Hey guys. So, I am wondering.. I need to implement this interface for some of the common waveforms such as sine:

public interface SignalFunction
{
	public double f(int freq, int time);
}

And.. im not exactly sure how... I mean for sine, would it simply be this:

public double f(int freq, int time)
{
        return Math.sin(time);
}

?
As for sawtooth, triangle and square, im not sure. If anyone can help me implement these, I would really appreciate it. Thanks!

EDIT:

okay... so... I am currently working on making a triangle wave. I have this:

Math.abs((((2 * t) / Math.PI - 1) % 4) - 2) - 1

It almost works... but its not QUITE a triangle.... what am I doing wrong?
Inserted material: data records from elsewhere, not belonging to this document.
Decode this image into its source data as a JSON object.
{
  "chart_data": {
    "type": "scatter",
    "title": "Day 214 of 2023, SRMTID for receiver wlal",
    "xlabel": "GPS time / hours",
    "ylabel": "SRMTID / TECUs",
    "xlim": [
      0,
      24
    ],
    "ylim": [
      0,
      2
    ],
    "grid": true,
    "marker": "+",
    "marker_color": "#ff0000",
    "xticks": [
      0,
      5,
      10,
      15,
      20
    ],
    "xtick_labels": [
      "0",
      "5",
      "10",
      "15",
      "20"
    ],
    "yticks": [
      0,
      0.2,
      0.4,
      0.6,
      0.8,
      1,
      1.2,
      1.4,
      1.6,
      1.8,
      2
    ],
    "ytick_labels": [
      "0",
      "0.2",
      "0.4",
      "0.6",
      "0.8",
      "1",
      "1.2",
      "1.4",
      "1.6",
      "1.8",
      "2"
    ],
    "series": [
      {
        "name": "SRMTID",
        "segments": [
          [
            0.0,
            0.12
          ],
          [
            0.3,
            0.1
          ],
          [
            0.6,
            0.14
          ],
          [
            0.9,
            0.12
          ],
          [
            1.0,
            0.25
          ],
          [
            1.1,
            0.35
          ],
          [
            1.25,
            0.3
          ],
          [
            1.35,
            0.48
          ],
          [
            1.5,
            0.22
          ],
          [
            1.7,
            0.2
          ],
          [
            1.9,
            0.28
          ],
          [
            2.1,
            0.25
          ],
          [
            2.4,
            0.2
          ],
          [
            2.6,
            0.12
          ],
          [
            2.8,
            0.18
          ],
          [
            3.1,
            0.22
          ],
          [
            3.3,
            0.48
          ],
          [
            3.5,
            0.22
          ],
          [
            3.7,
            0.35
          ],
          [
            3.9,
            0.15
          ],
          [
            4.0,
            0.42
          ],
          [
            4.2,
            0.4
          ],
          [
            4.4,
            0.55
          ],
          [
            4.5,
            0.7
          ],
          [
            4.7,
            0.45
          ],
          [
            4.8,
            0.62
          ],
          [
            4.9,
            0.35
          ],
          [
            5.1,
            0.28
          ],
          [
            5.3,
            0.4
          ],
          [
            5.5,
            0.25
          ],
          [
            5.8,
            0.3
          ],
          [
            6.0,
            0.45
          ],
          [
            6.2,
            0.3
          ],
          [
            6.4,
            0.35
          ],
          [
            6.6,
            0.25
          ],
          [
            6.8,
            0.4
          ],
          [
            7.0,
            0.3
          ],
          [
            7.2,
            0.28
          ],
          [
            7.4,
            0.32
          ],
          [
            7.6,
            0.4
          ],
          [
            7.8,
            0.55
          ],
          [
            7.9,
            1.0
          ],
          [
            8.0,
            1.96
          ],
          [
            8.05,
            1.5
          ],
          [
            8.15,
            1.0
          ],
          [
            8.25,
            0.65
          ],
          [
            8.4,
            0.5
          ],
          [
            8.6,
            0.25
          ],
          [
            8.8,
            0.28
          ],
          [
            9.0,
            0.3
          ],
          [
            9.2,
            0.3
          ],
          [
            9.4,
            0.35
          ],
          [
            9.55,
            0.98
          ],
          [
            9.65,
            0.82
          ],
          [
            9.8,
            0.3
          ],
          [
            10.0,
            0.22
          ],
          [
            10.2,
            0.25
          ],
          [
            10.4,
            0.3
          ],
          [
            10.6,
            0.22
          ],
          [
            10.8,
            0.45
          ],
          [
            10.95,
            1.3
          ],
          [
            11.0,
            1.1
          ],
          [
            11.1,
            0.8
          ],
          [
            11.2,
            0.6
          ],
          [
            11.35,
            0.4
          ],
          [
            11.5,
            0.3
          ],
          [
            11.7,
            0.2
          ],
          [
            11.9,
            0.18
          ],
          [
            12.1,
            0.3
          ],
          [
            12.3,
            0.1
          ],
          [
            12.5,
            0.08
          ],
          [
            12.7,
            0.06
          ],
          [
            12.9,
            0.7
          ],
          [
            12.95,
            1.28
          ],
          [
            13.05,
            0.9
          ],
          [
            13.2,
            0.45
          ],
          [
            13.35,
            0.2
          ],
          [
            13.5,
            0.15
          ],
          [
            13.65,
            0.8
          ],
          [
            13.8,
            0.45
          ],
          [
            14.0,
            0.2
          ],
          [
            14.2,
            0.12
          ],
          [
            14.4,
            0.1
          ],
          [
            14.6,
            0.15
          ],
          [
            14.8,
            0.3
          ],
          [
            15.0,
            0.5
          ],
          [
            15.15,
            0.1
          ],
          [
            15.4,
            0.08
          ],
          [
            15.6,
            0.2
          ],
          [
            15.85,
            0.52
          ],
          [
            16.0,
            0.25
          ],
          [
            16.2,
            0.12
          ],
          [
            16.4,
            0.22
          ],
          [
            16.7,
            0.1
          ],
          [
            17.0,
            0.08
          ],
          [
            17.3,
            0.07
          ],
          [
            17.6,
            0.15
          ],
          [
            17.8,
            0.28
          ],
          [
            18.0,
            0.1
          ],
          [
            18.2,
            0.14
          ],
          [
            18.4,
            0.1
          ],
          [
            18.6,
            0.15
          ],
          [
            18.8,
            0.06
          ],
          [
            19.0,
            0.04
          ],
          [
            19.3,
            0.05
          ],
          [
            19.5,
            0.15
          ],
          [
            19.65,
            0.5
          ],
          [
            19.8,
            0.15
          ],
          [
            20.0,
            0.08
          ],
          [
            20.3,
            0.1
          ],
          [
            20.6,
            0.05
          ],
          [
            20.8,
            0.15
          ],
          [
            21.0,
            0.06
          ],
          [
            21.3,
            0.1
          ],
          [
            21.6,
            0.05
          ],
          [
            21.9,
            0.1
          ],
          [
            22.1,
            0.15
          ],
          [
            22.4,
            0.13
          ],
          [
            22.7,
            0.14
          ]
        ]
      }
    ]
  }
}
Originally Posted by sci4me

I mean for sine, would it simply be this:

public double f(int freq, int time)
{
        return Math.sin(time);
}

No, it wouldn't. The argument of the Math.sin method is in radians, so if you have a sinusoidal function with a peak amplitude of 1 and a given frequency in Hz, the value of the function at a given time, t is

    f = Math.sin(2.0*Math.PI*frequency*t);

Instead of frequency in Hz, you could specify the period of the sine wave as T seconds, where T = 1.0/frequency.

Then the value of the function at time t is given by

    f = 2.0*Math.PI/T * t;

Now, let's compute a value of a sawtooth taking on values of 0 through 1 and having period T seconds.

First, compute the value for t on the interval 0 <= t <= T:

It's a straight line going through points (0, 0) and (T, 1), so the value for time t is given by

    f = t/T;

Now, unlike the sine function, which is periodic by definition, our sawtooth waveform will be periodic if (and only if) we define it to be the periodic extension of the above. If the value of t is greater than T (or less than zero) then use some kind of modulus operation to get a value of t that is in the interval 0 through T and is an integer number of periods away from the given time value. Then you can use the above expression. For example if the period is 1 millisecond and we want the value of the function at 1.75 milliseconds, the value will be the same as at 0.75 milliseconds. Stuff like that.


Now for your triangle function.

Suppose it has a period of T seconds and its value goes from 0 through 1. Then the function for 0 <= t <= T is actually two straight lines. (It will be a continuous piecewise-linear function.)

One line goes (uphill) through points (0,0) and (T/2, 1). The other goes (downhill) from point (T/2, 1) to (T, 0).

The value over the interval (0, T) would be computed as

    if (0 <= t && t < T/2) {
        // f = the value on the first line I defined above
    }
    else {
        // f = the value on the second line I defined above.
    }

As in the case of the sawtooth, this only holds for values of t from 0 through T. Anything else takes a little calculation to get the value of the periodic extension of this function, as it did with the sawtooth.


Cheers!

Z